The action serves the story, so it makes it better than say... the new G.I.Joe... or the new Star Trek movie... the events that take place serve the plot of the film, and that ladies and gentlemen is a real movie. Yes I just said that. Action should not take place for no good reason, constantly throughout a movie and serve "as" the plot, where none exists...which these days inept hacks in Hollywood have been doing so frequently. This is one of those 'late night' films when you have not much else to watch that serves its purpose, and basically only fails because they just simply didn't have money, or didn't bother to work too hard making it look 'futuristic' but on the other hand, at least they didn't make it hokey-futuristic either. I thought this movie would really be worse than it was, and it occurs to me that sometime in the 80s, there were a lot of action movies about 'rampant crime' taking over the entire country and there were all these supercops stories. The fear of this sort of 'rampant' and outlandishly brutal and barbarianistic crime was so prevalent that it almost seems like 80% of the action movies from the late 70s to the end of the 80s was all about ruthless criminals and the 'tough guy' cops that fought them. Not too many of these movies these days, but some people would say...Detroit does in fact look like a post-apocalyptic disaster...but that's because people just left it, and left it empty.

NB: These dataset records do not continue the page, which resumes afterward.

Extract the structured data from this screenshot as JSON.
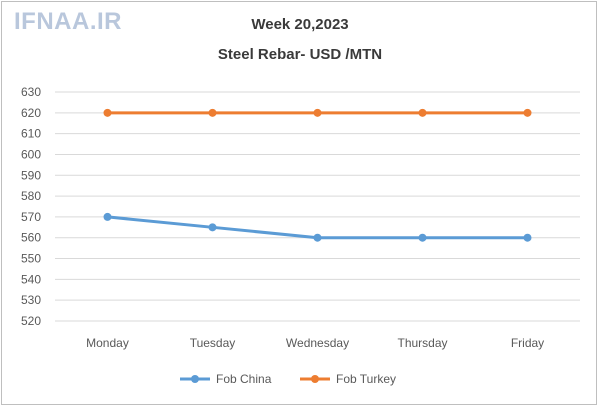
{
  "branding": {
    "logo_text": "IFNAA.IR",
    "logo_color": "#b9c7dc"
  },
  "chart_data": {
    "type": "line",
    "title": "Week 20,2023",
    "subtitle": "Steel Rebar- USD /MTN",
    "xlabel": "",
    "ylabel": "",
    "categories": [
      "Monday",
      "Tuesday",
      "Wednesday",
      "Thursday",
      "Friday"
    ],
    "series": [
      {
        "name": "Fob China",
        "values": [
          570,
          565,
          560,
          560,
          560
        ],
        "color": "#5b9bd5"
      },
      {
        "name": "Fob Turkey",
        "values": [
          620,
          620,
          620,
          620,
          620
        ],
        "color": "#ed7d31"
      }
    ],
    "ylim": [
      520,
      630
    ],
    "yticks": [
      520,
      530,
      540,
      550,
      560,
      570,
      580,
      590,
      600,
      610,
      620,
      630
    ],
    "grid": true,
    "legend_position": "bottom"
  }
}
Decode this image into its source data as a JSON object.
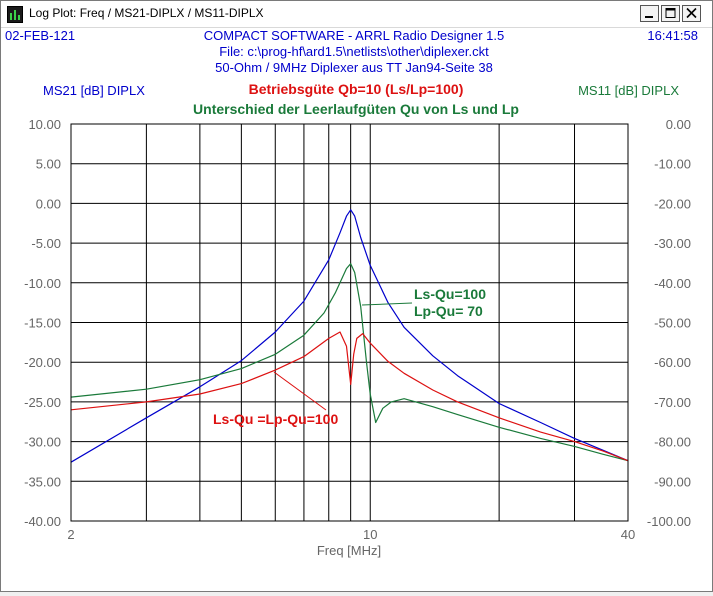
{
  "window": {
    "title": "Log Plot: Freq / MS21-DIPLX / MS11-DIPLX",
    "minimize_glyph": "_",
    "maximize_glyph": "□",
    "close_glyph": "×"
  },
  "header": {
    "date": "02-FEB-121",
    "time": "16:41:58",
    "line1": "COMPACT SOFTWARE - ARRL Radio Designer 1.5",
    "line2": "File: c:\\prog-hf\\ard1.5\\netlists\\other\\diplexer.ckt",
    "line3": "50-Ohm / 9MHz Diplexer aus  TT Jan94-Seite 38"
  },
  "colors": {
    "blue": "#0000cc",
    "green": "#1a7a3a",
    "red": "#dd1111",
    "grid": "#000000",
    "axis_text": "#666666"
  },
  "chart_data": {
    "type": "line",
    "title": "Betriebsgüte Qb=10  (Ls/Lp=100)",
    "subtitle": "Unterschied der Leerlaufgüten Qu von Ls und Lp",
    "xlabel": "Freq [MHz]",
    "x_scale": "log",
    "xlim": [
      2,
      40
    ],
    "x_ticks": [
      "2",
      "10",
      "40"
    ],
    "left_axis": {
      "label": "MS21 [dB] DIPLX",
      "ylim": [
        -40,
        10
      ],
      "ticks": [
        "10.00",
        "5.00",
        "0.00",
        "-5.00",
        "-10.00",
        "-15.00",
        "-20.00",
        "-25.00",
        "-30.00",
        "-35.00",
        "-40.00"
      ]
    },
    "right_axis": {
      "label": "MS11 [dB] DIPLX",
      "ylim": [
        -100,
        0
      ],
      "ticks": [
        "0.00",
        "-10.00",
        "-20.00",
        "-30.00",
        "-40.00",
        "-50.00",
        "-60.00",
        "-70.00",
        "-80.00",
        "-90.00",
        "-100.00"
      ]
    },
    "grid": true,
    "annotations": {
      "green_line1": "Ls-Qu=100",
      "green_line2": "Lp-Qu= 70",
      "red": "Ls-Qu =Lp-Qu=100"
    },
    "series": [
      {
        "axis": "left",
        "color": "blue",
        "x": [
          2,
          3,
          4,
          5,
          6,
          7,
          8,
          8.5,
          8.8,
          9.0,
          9.2,
          9.5,
          10,
          11,
          12,
          14,
          16,
          20,
          25,
          30,
          35,
          40
        ],
        "y": [
          -32.6,
          -27.0,
          -23.1,
          -19.8,
          -16.2,
          -12.3,
          -7.1,
          -3.7,
          -1.6,
          -0.8,
          -1.6,
          -4.3,
          -7.8,
          -12.5,
          -15.6,
          -19.2,
          -21.7,
          -25.2,
          -27.6,
          -29.6,
          -31.1,
          -32.4
        ]
      },
      {
        "axis": "left",
        "color": "green",
        "x": [
          2,
          3,
          4,
          5,
          6,
          7,
          7.8,
          8.3,
          8.8,
          9.0,
          9.2,
          9.5,
          9.8,
          10.0,
          10.3,
          10.7,
          11.2,
          12,
          14,
          16,
          20,
          25,
          30,
          35,
          40
        ],
        "y": [
          -24.4,
          -23.4,
          -22.2,
          -20.8,
          -19.0,
          -16.6,
          -13.8,
          -11.2,
          -8.2,
          -7.6,
          -8.7,
          -13.0,
          -20.0,
          -24.0,
          -27.6,
          -25.8,
          -25.0,
          -24.6,
          -25.6,
          -26.6,
          -28.2,
          -29.6,
          -30.6,
          -31.6,
          -32.4
        ]
      },
      {
        "axis": "left",
        "color": "red",
        "x": [
          2,
          3,
          4,
          5,
          6,
          7,
          8,
          8.5,
          8.8,
          9.0,
          9.15,
          9.3,
          9.6,
          10.0,
          11,
          12,
          14,
          16,
          20,
          25,
          30,
          35,
          40
        ],
        "y": [
          -26.0,
          -25.0,
          -24.0,
          -22.7,
          -21.0,
          -19.3,
          -17.0,
          -16.2,
          -18.0,
          -22.8,
          -19.0,
          -17.0,
          -16.4,
          -17.6,
          -19.9,
          -21.4,
          -23.5,
          -25.0,
          -27.0,
          -28.8,
          -30.0,
          -31.2,
          -32.4
        ]
      }
    ]
  }
}
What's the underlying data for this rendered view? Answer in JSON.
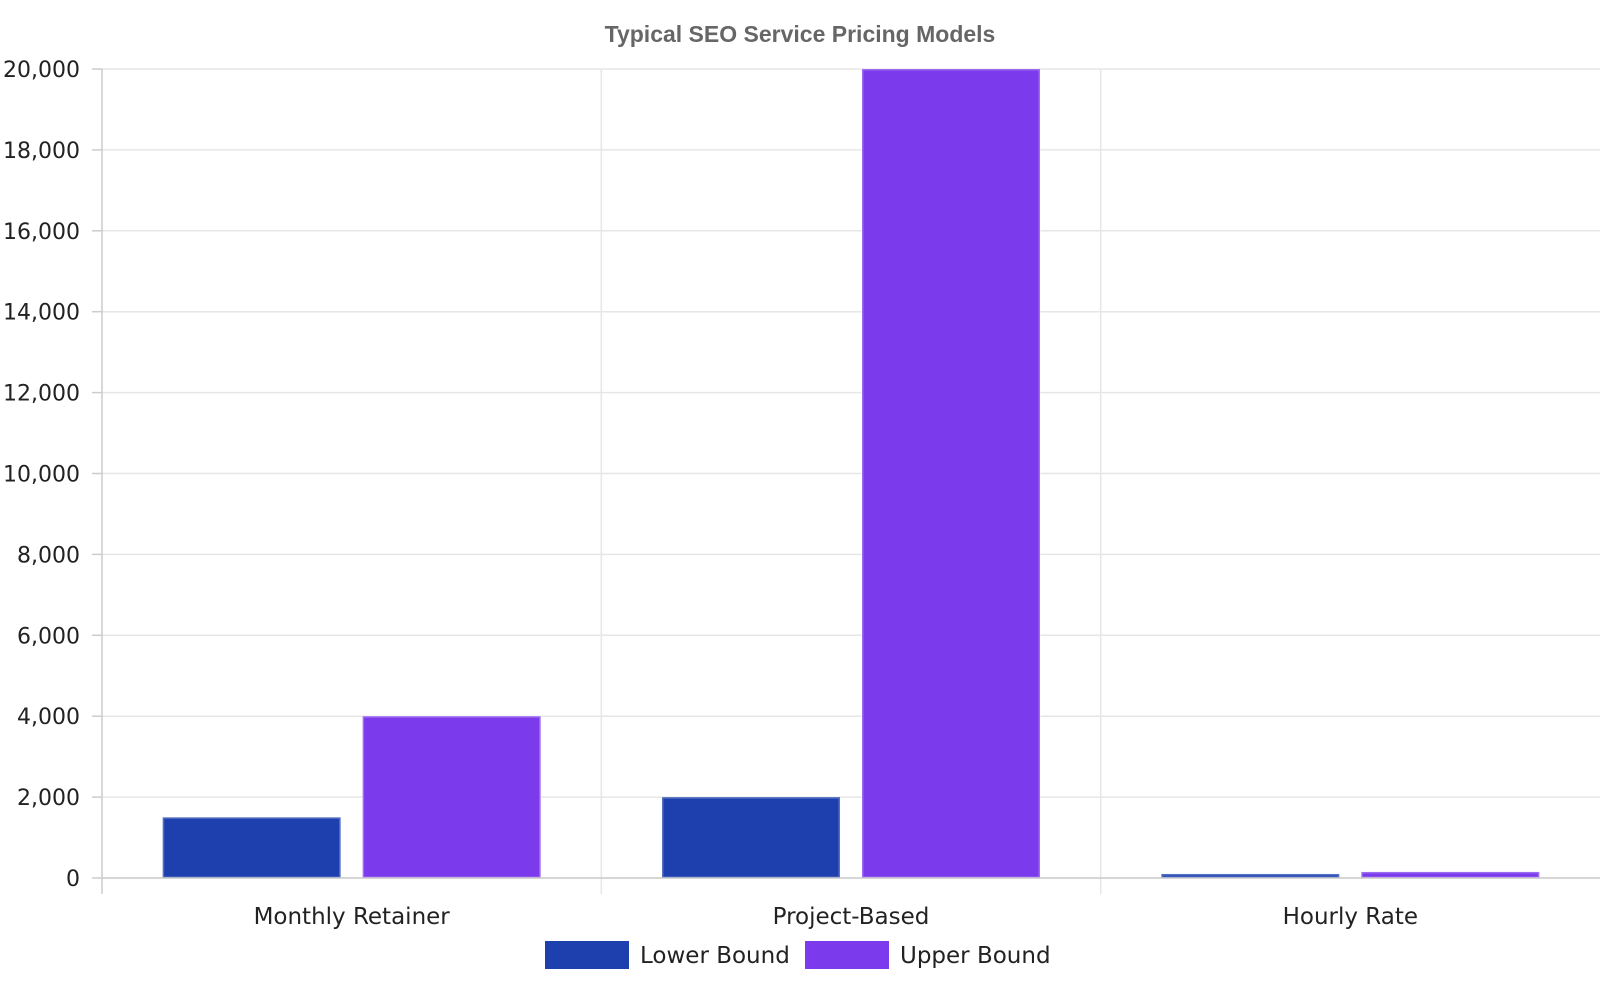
{
  "chart_data": {
    "type": "bar",
    "title": "Typical SEO Service Pricing Models",
    "categories": [
      "Monthly Retainer",
      "Project-Based",
      "Hourly Rate"
    ],
    "series": [
      {
        "name": "Lower Bound",
        "values": [
          1500,
          2000,
          100
        ],
        "color": "#1e40af"
      },
      {
        "name": "Upper Bound",
        "values": [
          4000,
          20000,
          150
        ],
        "color": "#7c3aed"
      }
    ],
    "ylim": [
      0,
      20000
    ],
    "yticks": [
      "0",
      "2,000",
      "4,000",
      "6,000",
      "8,000",
      "10,000",
      "12,000",
      "14,000",
      "16,000",
      "18,000",
      "20,000"
    ],
    "grid": true,
    "legend": "bottom-center"
  }
}
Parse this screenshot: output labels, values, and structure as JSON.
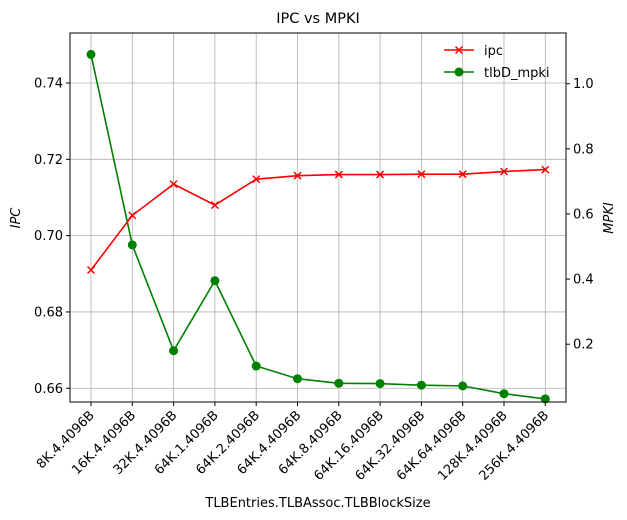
{
  "chart_data": {
    "type": "line",
    "title": "IPC vs MPKI",
    "xlabel": "TLBEntries.TLBAssoc.TLBBlockSize",
    "ylabel_left": "IPC",
    "ylabel_right": "MPKI",
    "categories": [
      "8K.4.4096B",
      "16K.4.4096B",
      "32K.4.4096B",
      "64K.1.4096B",
      "64K.2.4096B",
      "64K.4.4096B",
      "64K.8.4096B",
      "64K.16.4096B",
      "64K.32.4096B",
      "64K.64.4096B",
      "128K.4.4096B",
      "256K.4.4096B"
    ],
    "ylim_left": [
      0.6564,
      0.7531
    ],
    "ylim_right": [
      0.0225,
      1.1558
    ],
    "yticks_left": [
      0.66,
      0.68,
      0.7,
      0.72,
      0.74
    ],
    "yticks_left_labels": [
      "0.66",
      "0.68",
      "0.70",
      "0.72",
      "0.74"
    ],
    "yticks_right": [
      0.2,
      0.4,
      0.6,
      0.8,
      1.0
    ],
    "yticks_right_labels": [
      "0.2",
      "0.4",
      "0.6",
      "0.8",
      "1.0"
    ],
    "grid": true,
    "legend_position": "top-right",
    "series": [
      {
        "name": "ipc",
        "axis": "left",
        "color": "#ff0000",
        "marker": "x",
        "values": [
          0.691,
          0.7053,
          0.7135,
          0.708,
          0.7148,
          0.7157,
          0.716,
          0.716,
          0.7161,
          0.7161,
          0.7168,
          0.7173
        ]
      },
      {
        "name": "tlbD_mpki",
        "axis": "right",
        "color": "#008000",
        "marker": "o",
        "values": [
          1.09,
          0.505,
          0.18,
          0.395,
          0.133,
          0.094,
          0.08,
          0.079,
          0.074,
          0.072,
          0.048,
          0.032
        ]
      }
    ]
  }
}
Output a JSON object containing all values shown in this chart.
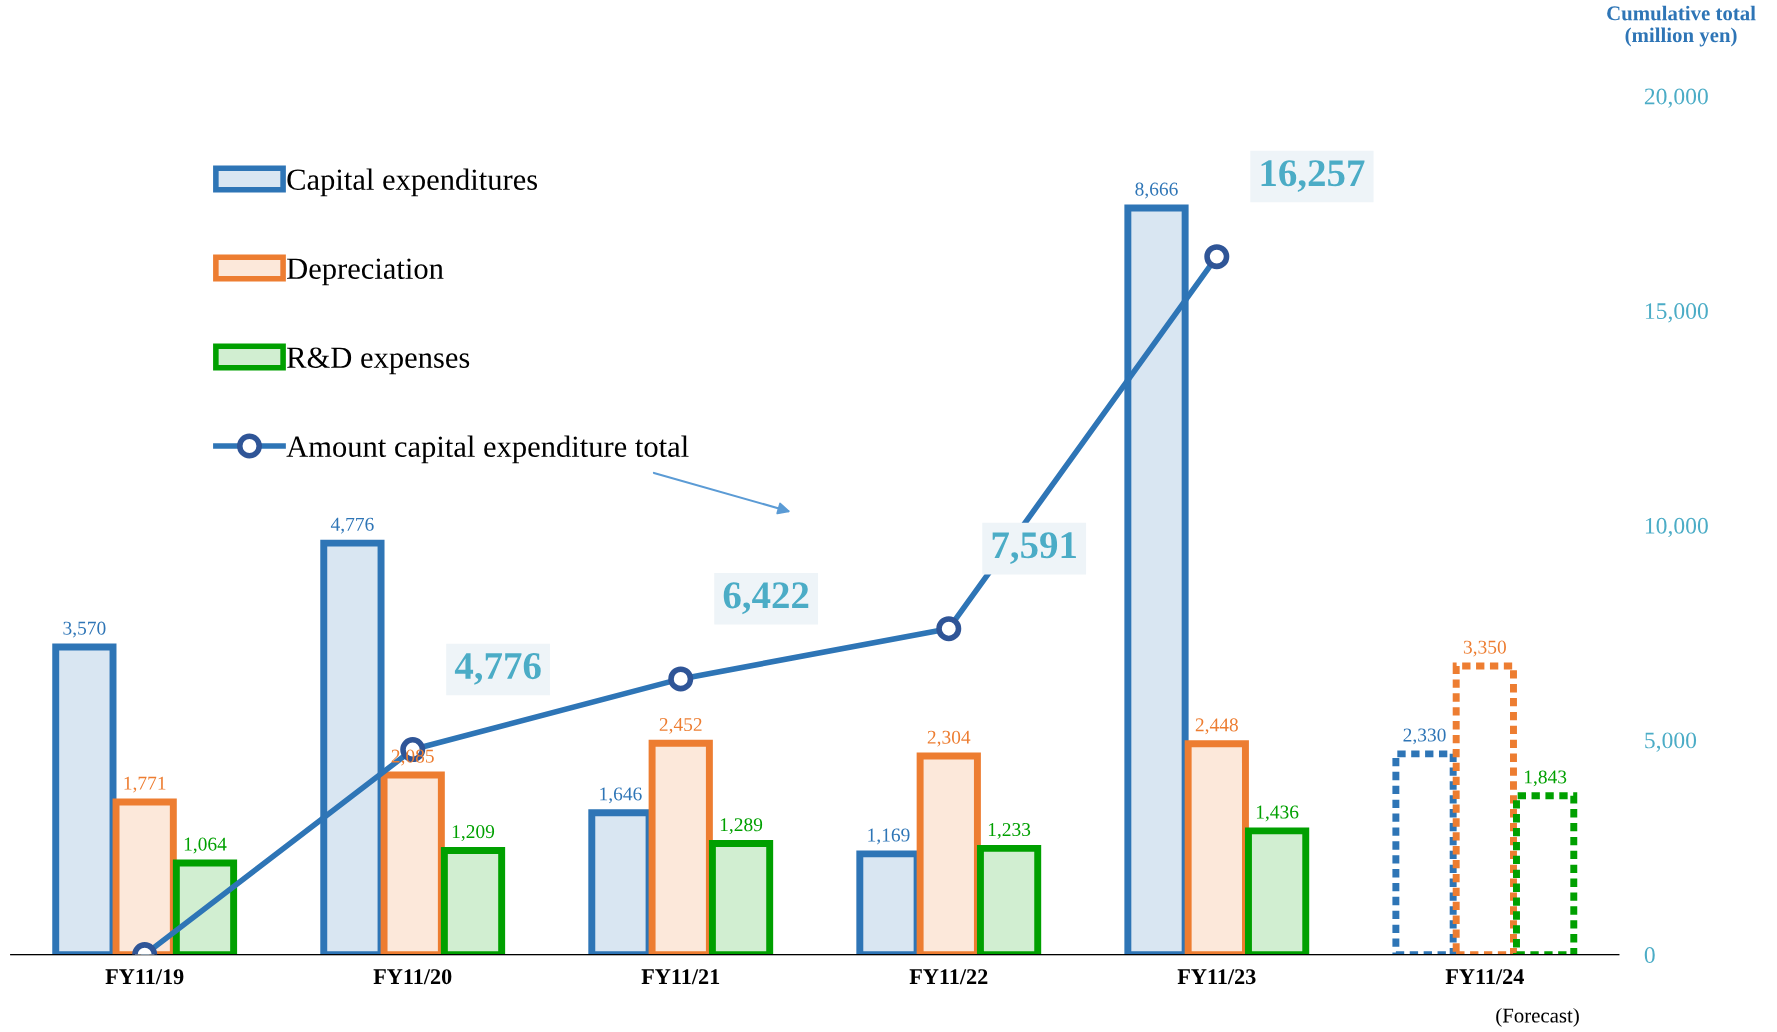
{
  "chart_data": {
    "type": "bar",
    "categories": [
      "FY11/19",
      "FY11/20",
      "FY11/21",
      "FY11/22",
      "FY11/23",
      "FY11/24"
    ],
    "y2lim": [
      0,
      20000
    ],
    "y2ticks": [
      0,
      {
        "value": 5000,
        "label": "5,000"
      },
      {
        "value": 10000,
        "label": "10,000"
      },
      {
        "value": 15000,
        "label": "15,000"
      },
      {
        "value": 20000,
        "label": "20,000"
      }
    ],
    "y2label": "Cumulative total\n(million yen)",
    "series": [
      {
        "name": "Capital expenditures",
        "color": "#2e75b6",
        "values": [
          3570,
          4776,
          1646,
          1169,
          8666,
          2330
        ],
        "value_labels": [
          "3,570",
          "4,776",
          "1,646",
          "1,169",
          "8,666",
          "2,330"
        ],
        "line_style": [
          "solid",
          "solid",
          "solid",
          "solid",
          "solid",
          "dotted"
        ]
      },
      {
        "name": "Depreciation",
        "color": "#ed7d31",
        "values": [
          1771,
          2085,
          2452,
          2304,
          2448,
          3350
        ],
        "value_labels": [
          "1,771",
          "2,085",
          "2,452",
          "2,304",
          "2,448",
          "3,350"
        ],
        "line_style": [
          "solid",
          "solid",
          "solid",
          "solid",
          "solid",
          "dotted"
        ]
      },
      {
        "name": "R&D expenses",
        "color": "#00a000",
        "values": [
          1064,
          1209,
          1289,
          1233,
          1436,
          1843
        ],
        "value_labels": [
          "1,064",
          "1,209",
          "1,289",
          "1,233",
          "1,436",
          "1,843"
        ],
        "line_style": [
          "solid",
          "solid",
          "solid",
          "solid",
          "solid",
          "dotted"
        ]
      },
      {
        "name": "Amount capital expenditure total",
        "type": "line",
        "axis": "y2",
        "color": "#2e75b6",
        "marker": "circle",
        "values": [
          0,
          4776,
          6422,
          7591,
          16257,
          null
        ],
        "value_labels": [
          null,
          "4,776",
          "6,422",
          "7,591",
          "16,257",
          null
        ]
      }
    ],
    "legend": "top left",
    "grid": false,
    "annotations": [
      "(Forecast)"
    ]
  }
}
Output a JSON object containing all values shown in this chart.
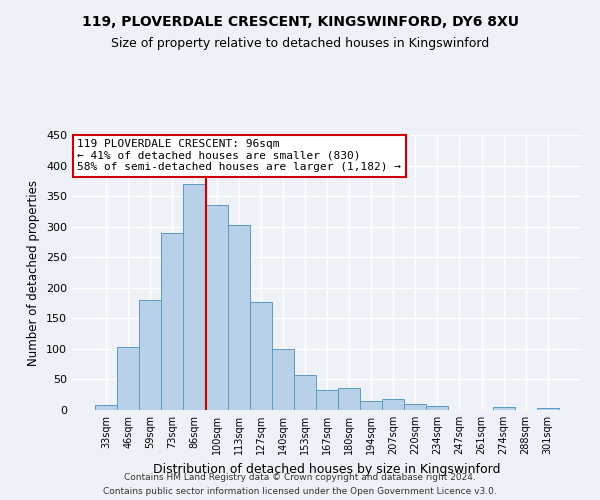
{
  "title": "119, PLOVERDALE CRESCENT, KINGSWINFORD, DY6 8XU",
  "subtitle": "Size of property relative to detached houses in Kingswinford",
  "xlabel": "Distribution of detached houses by size in Kingswinford",
  "ylabel": "Number of detached properties",
  "bar_labels": [
    "33sqm",
    "46sqm",
    "59sqm",
    "73sqm",
    "86sqm",
    "100sqm",
    "113sqm",
    "127sqm",
    "140sqm",
    "153sqm",
    "167sqm",
    "180sqm",
    "194sqm",
    "207sqm",
    "220sqm",
    "234sqm",
    "247sqm",
    "261sqm",
    "274sqm",
    "288sqm",
    "301sqm"
  ],
  "bar_values": [
    9,
    103,
    180,
    290,
    370,
    335,
    303,
    176,
    100,
    58,
    33,
    36,
    15,
    18,
    10,
    6,
    0,
    0,
    5,
    0,
    4
  ],
  "bar_color": "#b8d0e8",
  "bar_edge_color": "#5a9bc2",
  "vline_color": "#cc0000",
  "ylim": [
    0,
    450
  ],
  "yticks": [
    0,
    50,
    100,
    150,
    200,
    250,
    300,
    350,
    400,
    450
  ],
  "annotation_title": "119 PLOVERDALE CRESCENT: 96sqm",
  "annotation_line1": "← 41% of detached houses are smaller (830)",
  "annotation_line2": "58% of semi-detached houses are larger (1,182) →",
  "annotation_box_color": "#ffffff",
  "annotation_box_edge": "#cc0000",
  "footer1": "Contains HM Land Registry data © Crown copyright and database right 2024.",
  "footer2": "Contains public sector information licensed under the Open Government Licence v3.0.",
  "background_color": "#eef2f8",
  "grid_color": "#ffffff",
  "title_fontsize": 10,
  "subtitle_fontsize": 9
}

For a movie which tells us that in the future rampant crime will spread and be so bad everywhere, the locations, aside from some graffiti, look pretty ordinary. It reminds me of WIRED TO KILL, where the future, doesn't look like the future in any way, it looks like the 80s. What this movie has that WIRED TO KILL doesn't have is a plot, and a fairly talented leading man, and a purpose beyond selling fear about rampant crime, and it moves along at a decent pace, there's not a lot of sitting around staring out windows nor outlandish screaming imaginary crazed barbarian thugs running around killing people for no reason. FUTURE FORCE should have been called C.O.P.S. but some goddamned toy company must have gotten the rights to that or something, it would have made sense since this movie is mostly about the corporate mercenary police and how it all works, and not necessarily 'rampant crime.' It suggests that such a system will inevitably lead to corruption...and boy has it ever. Following that premise is the primary pursuit here, and while we've seen this done in a lot of movies in the last 10 or 20 years, by people with 70 million dollar budgets, other than ROBOCOP, this movie does indeed serve its intended purpose and ultimately it means something more than usual. I realize that just because it actually has a plot that functions, that doesn't make it great, but I tell you this, I think I have seen 30 movies in the last decade that cost 70+Million dollars that were completely and utterly absent of any sort of plot at all, and even less 'about something.' This one has been done for sure, at least, it feels pretty familiar, bad guys want somebody dead because they have inside information. The whistle-blower story, where the cops or soldiers who are sent to go kill them must find a heart and see the truth. I never get tired of these stories because, evidently the cops and soldiers haven't started realizing this yet. They don't give a fuck. They believe everything they are told. Politicians and white collar criminals have nasty habits of turning whistleblowers and people who know the truth into public enemies, we see it every day folks, and one of these days, you're going to have to decide which side you're on or end up on the most wanted list. I don't care what the computer says...what about your humanity?